Лавка древностей - Чарльз Диккенс
Шрифт:
Интервал:
Закладка:
Дверь и в самом деле отворилась, впуская в комнату мистера Гарленда, его друга и еще двоих наших знакомцев. Это были учитель и бакалавр. Первый держал в руках лампу. Как оказалось потом, он уходил заправлять ее к себе домой, и поэтому Кит застал своего старого хозяина одного.
Старик успокоился при виде их обоих и, сразу забыв о своем гневе — если только такое слабое, убитое горем существо могло гневаться, — снова сел к камину, снова начал раскачиваться взад и вперед и стонать на тай же тоскливой, жалобной ноте.
Двое незнакомцев не привлекли к себе его внимания. Он видел их, но не выражал ни любопытства, ни интереса к ним. Младший брат стоял один, в стороне от всех. Бакалавр взял стул, сел рядом со стариком и после долгого молчания заговорил: — Вот уже вторая ночь, как вы не ложитесь. А я так надеялся на ваши обещания. Почему бы вам не отдохнуть хоть немного?
— Сон покинул меня, — ответил старик. — Он ушел к ней.
— А как бы она опечалилась, когда бы узнала, что вы проводите бессонные ночи! — продолжал бакалавр. — Неужели вам хочется причинить ей боль?

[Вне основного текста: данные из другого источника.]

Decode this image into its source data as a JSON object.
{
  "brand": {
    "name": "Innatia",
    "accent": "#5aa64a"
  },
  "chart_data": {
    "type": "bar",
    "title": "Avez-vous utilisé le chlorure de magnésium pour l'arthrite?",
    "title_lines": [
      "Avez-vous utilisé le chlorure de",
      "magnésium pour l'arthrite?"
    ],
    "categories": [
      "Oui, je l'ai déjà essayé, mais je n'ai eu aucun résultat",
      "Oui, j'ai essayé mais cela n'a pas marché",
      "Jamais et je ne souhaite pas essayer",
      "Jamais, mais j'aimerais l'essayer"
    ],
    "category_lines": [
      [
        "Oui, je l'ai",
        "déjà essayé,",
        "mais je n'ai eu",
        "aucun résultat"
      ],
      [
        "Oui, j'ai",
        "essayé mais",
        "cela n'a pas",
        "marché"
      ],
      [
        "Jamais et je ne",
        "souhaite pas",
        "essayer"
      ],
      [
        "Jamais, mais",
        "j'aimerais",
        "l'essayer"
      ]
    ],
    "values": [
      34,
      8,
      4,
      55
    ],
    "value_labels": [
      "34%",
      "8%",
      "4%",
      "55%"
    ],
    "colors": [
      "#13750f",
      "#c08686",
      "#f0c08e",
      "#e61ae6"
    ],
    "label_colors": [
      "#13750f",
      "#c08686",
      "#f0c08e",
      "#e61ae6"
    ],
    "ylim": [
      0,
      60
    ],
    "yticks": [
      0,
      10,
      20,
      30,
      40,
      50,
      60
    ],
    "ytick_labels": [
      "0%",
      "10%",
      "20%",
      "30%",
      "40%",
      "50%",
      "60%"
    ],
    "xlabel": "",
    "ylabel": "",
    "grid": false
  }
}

— Что ж, лишь бы она встала! Нельзя долго спать. Нет, зачем я так говорю! Ведь этот сон даст ей радость и счастье — правда?
— Правда! — воскликнул бакалавр. — Святая правда!
— Слава богу!.. А пробуждение? — несмело выговорил старик.
— И пробуждение! Оно принесет ей такую несказанную радость, о которой человек даже не может помыслить!
Они проводили его глазами, когда, поднявшись со стула, он на цыпочках ушел в соседнюю комнату, где горела лампа, принесенная бакалавром. Они прислушались к его голосу, который нарушил безмолвие, царившее там. Они переглянулись между собой, и по щекам у них побежали слезы. Он вернулся, шепча, что она все еще спит, но ему показалось, будто… будто легкое, совсем легкое движение рукой… да, рукой, может быть, искавшей его руку. Так бывало и раньше, хотя сейчас сон ее крепок! И с этими словами он упал на стул и, обхватив голову руками, испустил такой вопль, который, раз услышав, невозможно забыть.
Обменявшись взглядом с бакалавром, учитель подошел к старику, вдвоем они осторожно разжали ему пальцы, вцепившиеся в седые волосы, и взяли его руки в свои.
— Он не откажется выслушать меня, — заговорил учитель. — Он не откажется выслушать нас обоих, если вспомнит, что она всегда внимала нам.
— Я послушаюсь всех, кого она слушалась! — воскликнул старик. — Я люблю всех, кого она любила!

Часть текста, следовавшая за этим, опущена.